Molly Dell hands a girl a piece of candy at the Homecoming Parade. Courtesy of Julie Coughlin.
Molly Dell hands a girl a piece of candy at the Homecoming Parade. Courtesy of Julie Coughlin.

The Homecoming parade is an annual cherished tradition in State College. It’s founded on spirit and connecting high schoolers with their community. However, there’s more to the parade than the fun. The used cardboard from the floats, the discarded candy on the road, and the surplus of light and air pollution all affect the community.

The parade is just one day a year, but the environment lasts forever. State High needs to maintain an environmental perspective for this event that has such a vast impact..

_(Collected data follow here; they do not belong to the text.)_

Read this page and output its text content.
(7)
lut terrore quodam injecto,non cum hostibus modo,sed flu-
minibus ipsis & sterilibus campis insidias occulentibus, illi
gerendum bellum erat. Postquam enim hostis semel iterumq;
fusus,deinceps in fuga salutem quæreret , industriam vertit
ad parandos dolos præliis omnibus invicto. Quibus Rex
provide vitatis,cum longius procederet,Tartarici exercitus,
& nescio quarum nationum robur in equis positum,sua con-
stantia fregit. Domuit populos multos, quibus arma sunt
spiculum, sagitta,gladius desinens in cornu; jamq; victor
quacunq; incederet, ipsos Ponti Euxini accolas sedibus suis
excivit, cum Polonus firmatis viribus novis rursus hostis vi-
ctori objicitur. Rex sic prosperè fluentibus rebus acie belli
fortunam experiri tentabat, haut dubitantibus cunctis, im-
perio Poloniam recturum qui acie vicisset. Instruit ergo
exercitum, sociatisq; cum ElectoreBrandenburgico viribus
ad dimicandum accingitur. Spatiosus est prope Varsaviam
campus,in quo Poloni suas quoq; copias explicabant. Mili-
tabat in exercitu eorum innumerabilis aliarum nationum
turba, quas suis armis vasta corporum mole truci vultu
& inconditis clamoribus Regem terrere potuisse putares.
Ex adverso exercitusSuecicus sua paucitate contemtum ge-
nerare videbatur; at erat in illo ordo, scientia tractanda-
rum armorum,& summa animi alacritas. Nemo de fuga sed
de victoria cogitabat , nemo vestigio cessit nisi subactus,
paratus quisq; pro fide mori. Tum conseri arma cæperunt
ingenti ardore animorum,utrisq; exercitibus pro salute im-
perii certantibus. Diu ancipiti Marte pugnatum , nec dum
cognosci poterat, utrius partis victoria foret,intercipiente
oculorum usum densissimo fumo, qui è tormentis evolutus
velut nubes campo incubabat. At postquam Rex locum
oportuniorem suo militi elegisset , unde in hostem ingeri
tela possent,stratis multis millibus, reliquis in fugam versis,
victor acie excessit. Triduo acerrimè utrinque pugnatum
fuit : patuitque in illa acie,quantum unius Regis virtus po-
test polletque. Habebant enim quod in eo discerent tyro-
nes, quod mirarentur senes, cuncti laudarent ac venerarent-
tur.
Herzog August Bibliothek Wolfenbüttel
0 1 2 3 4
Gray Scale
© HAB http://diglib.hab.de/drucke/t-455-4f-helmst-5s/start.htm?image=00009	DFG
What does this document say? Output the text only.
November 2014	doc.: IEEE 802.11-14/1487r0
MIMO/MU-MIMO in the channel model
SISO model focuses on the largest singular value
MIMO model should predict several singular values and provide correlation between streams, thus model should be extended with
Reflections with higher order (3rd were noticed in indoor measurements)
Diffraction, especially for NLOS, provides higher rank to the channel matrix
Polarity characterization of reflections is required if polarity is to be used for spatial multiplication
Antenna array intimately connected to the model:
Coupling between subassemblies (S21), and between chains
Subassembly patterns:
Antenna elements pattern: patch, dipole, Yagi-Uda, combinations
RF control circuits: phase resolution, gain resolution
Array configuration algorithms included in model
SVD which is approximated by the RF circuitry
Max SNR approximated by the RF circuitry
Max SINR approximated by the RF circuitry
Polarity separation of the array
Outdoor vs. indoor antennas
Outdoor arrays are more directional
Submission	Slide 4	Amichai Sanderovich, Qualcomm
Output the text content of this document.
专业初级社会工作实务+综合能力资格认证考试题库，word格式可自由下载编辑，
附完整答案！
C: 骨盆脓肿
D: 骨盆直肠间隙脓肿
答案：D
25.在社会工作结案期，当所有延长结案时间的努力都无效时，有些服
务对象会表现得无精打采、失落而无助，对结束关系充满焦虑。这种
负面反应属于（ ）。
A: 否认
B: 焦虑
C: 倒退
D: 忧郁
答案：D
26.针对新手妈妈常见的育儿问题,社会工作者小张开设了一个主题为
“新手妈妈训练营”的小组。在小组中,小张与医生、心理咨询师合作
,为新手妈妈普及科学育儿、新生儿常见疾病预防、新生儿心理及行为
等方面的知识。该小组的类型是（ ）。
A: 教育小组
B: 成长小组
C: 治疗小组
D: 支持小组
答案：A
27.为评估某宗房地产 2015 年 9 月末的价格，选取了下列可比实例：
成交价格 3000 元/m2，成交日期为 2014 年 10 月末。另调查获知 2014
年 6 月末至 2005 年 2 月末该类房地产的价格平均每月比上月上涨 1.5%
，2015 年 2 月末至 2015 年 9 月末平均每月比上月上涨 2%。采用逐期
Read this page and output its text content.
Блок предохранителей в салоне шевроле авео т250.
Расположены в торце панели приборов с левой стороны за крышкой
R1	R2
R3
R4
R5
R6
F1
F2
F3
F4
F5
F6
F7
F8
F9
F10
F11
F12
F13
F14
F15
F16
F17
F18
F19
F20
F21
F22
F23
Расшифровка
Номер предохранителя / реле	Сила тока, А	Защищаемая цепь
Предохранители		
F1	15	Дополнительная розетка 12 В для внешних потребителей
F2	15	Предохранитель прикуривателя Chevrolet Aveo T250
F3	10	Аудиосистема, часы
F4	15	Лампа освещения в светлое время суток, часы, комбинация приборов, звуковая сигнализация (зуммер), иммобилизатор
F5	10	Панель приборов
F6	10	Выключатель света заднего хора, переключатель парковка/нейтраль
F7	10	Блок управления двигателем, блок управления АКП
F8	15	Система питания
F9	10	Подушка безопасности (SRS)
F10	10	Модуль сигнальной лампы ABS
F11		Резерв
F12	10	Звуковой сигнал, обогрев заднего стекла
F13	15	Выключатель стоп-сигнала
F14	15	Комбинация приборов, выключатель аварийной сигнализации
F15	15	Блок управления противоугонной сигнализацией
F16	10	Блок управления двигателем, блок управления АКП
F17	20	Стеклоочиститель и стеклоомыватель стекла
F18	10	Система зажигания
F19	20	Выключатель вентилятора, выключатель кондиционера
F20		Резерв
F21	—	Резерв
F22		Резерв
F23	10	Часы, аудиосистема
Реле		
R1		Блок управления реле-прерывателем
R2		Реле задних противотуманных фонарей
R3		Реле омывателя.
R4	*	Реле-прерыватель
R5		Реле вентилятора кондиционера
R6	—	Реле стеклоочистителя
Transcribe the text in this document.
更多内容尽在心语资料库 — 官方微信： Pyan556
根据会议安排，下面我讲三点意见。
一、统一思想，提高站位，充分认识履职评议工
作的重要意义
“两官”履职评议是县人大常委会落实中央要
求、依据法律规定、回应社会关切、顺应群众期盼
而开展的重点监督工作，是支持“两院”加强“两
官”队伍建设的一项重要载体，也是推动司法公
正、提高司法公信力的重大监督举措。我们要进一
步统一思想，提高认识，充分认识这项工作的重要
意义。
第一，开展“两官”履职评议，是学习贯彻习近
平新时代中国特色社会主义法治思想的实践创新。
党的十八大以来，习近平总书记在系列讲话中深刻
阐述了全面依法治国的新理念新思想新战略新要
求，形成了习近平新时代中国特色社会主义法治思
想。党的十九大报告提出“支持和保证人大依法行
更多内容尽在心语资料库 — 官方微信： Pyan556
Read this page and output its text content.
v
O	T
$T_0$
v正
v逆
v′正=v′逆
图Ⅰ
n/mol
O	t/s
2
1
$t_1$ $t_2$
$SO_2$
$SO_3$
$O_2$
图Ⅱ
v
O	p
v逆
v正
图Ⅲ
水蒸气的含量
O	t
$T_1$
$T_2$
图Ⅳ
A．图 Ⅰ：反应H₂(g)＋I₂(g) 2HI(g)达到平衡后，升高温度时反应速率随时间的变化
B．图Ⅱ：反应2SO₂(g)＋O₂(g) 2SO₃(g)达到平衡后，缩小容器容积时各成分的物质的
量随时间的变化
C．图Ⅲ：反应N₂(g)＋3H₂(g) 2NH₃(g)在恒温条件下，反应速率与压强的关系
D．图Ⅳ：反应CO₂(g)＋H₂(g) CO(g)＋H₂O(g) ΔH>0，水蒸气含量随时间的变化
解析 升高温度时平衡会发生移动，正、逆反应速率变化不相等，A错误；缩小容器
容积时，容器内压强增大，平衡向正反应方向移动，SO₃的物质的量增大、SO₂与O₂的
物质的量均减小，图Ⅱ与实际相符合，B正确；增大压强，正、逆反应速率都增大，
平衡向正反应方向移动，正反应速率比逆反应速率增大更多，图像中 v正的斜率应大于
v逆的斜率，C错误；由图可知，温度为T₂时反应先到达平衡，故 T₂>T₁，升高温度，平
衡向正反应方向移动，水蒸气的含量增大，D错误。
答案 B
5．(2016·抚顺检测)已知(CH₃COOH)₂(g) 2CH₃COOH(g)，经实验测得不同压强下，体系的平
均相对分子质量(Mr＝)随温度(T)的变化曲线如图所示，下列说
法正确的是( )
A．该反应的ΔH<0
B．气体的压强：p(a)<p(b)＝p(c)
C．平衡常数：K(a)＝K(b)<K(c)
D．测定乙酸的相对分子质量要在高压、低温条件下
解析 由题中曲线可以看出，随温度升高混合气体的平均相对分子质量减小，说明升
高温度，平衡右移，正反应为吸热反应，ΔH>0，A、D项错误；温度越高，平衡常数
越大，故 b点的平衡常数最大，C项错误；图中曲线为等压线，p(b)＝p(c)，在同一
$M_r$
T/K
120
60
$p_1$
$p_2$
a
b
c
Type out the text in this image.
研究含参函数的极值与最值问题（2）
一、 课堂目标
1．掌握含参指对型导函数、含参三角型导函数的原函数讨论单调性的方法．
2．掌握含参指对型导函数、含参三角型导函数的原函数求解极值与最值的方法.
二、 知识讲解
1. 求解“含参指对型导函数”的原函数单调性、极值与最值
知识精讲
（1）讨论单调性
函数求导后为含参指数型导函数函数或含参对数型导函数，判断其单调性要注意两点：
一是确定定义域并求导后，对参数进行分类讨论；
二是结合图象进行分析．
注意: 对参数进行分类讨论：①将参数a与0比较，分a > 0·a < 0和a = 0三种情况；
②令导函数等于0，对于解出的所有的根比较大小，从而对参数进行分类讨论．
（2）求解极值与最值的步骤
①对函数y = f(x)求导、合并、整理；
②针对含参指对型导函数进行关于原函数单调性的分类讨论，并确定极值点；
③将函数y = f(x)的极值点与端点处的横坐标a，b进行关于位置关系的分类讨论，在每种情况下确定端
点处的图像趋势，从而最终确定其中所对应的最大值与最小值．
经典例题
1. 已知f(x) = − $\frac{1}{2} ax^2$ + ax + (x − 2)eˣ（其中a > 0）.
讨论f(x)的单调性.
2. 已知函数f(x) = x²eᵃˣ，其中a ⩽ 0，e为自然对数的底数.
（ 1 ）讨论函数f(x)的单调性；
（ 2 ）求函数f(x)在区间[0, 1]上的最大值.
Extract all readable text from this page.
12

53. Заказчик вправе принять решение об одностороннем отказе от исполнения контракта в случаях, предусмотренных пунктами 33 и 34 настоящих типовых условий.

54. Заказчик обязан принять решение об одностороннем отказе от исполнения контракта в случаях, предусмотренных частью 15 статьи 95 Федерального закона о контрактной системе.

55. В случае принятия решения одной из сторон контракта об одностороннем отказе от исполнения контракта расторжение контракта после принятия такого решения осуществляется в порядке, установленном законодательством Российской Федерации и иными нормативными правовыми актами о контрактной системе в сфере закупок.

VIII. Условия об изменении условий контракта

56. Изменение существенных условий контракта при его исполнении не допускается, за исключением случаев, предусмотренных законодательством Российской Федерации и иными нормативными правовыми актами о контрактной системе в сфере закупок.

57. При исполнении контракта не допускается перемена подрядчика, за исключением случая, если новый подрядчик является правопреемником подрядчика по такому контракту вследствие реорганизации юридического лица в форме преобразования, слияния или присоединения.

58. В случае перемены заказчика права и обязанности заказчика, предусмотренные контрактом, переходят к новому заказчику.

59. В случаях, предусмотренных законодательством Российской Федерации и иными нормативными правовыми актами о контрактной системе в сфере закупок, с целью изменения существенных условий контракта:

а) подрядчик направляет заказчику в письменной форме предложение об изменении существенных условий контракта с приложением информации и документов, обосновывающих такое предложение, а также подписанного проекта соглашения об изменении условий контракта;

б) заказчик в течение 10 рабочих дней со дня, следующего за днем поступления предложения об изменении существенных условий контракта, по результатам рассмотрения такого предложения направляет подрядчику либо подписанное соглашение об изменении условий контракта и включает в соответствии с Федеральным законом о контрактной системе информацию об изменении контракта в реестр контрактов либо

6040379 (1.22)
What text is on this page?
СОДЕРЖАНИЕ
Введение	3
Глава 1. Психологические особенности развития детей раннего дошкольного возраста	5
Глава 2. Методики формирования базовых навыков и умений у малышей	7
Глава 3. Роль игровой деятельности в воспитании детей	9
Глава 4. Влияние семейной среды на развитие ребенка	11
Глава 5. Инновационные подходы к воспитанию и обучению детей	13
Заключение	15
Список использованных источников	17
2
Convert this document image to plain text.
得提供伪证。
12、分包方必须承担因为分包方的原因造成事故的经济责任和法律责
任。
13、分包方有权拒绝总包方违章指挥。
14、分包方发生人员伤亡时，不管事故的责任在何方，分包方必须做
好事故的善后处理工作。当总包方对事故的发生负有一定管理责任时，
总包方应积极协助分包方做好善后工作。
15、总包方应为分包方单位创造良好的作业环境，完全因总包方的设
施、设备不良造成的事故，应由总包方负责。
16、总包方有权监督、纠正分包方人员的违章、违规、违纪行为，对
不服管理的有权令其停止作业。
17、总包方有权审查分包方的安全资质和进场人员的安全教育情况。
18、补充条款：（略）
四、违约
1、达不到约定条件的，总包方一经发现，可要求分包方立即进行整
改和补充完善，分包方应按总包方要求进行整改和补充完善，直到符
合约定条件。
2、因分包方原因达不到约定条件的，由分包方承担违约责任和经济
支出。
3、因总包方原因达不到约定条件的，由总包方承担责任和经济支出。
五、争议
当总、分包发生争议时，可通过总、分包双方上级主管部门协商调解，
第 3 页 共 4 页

“Even though it’s for just a brief moment in time that we’re having the parade, some of the trash, some of the stuff that’s left in the surrounding neighborhoods, stays there for a while,” Environmental Science teacher Kimberly Murphy said.“So, what I would say is it’s a short blip, but we want to make sure that our footprint is as little as possible.”

The footprint can be anything from candy wrappers to the congestion of vehicle exhaust. As for the material waste, student floats are typically made from materials like cardboard, wood, and paint.

Two dumpsters located behind the high school, where the parade started and ended, were used so people could throw their discarded building materials away instead of leaving them stranded in the parking lot.

The planning process for an event as large as homecoming begins in May, going through the Bourgh, the commissioner, the police department, and the administration from State High.

Assistant Principal Ryan Walsh works closely with School Resource Officer John Aston to “go through all the questions they have and all the requirements.” The parade route is chosen primarily based on the length. “Safety is the number one consideration,” Walsh said.

Measures are put in place to decrease the amount of waste left over, such as the dumpsters and volunteers who help to pick up trash along the route. “We also send out our own ground crew to make sure they take a ride through the parade route to make sure there’s nothing big in there in the morning,” Walsh said. But the beforehand of waste limitation is just as important as the after.

The effects of the homecoming parade are small, but over time they build up. “I would say they’re not significant in terms of the long-term environmental health of the neighborhood,” Murphy said. “But I would say that being conscious about our footprint and about the additional traffic and pollution that we’re contributing makes everybody think about their other impacts, whether it’s at the parade or whether it’s in their everyday life.”

It comes down to being mindful of our environmental footprint—the trash we leave, the traffic we create, and the overarching consequences of our actions, no matter how small. State High needs to be mindful of our environmental impact. As Murphy puts it: “Each action we take contributes to a collective impact on the environment.”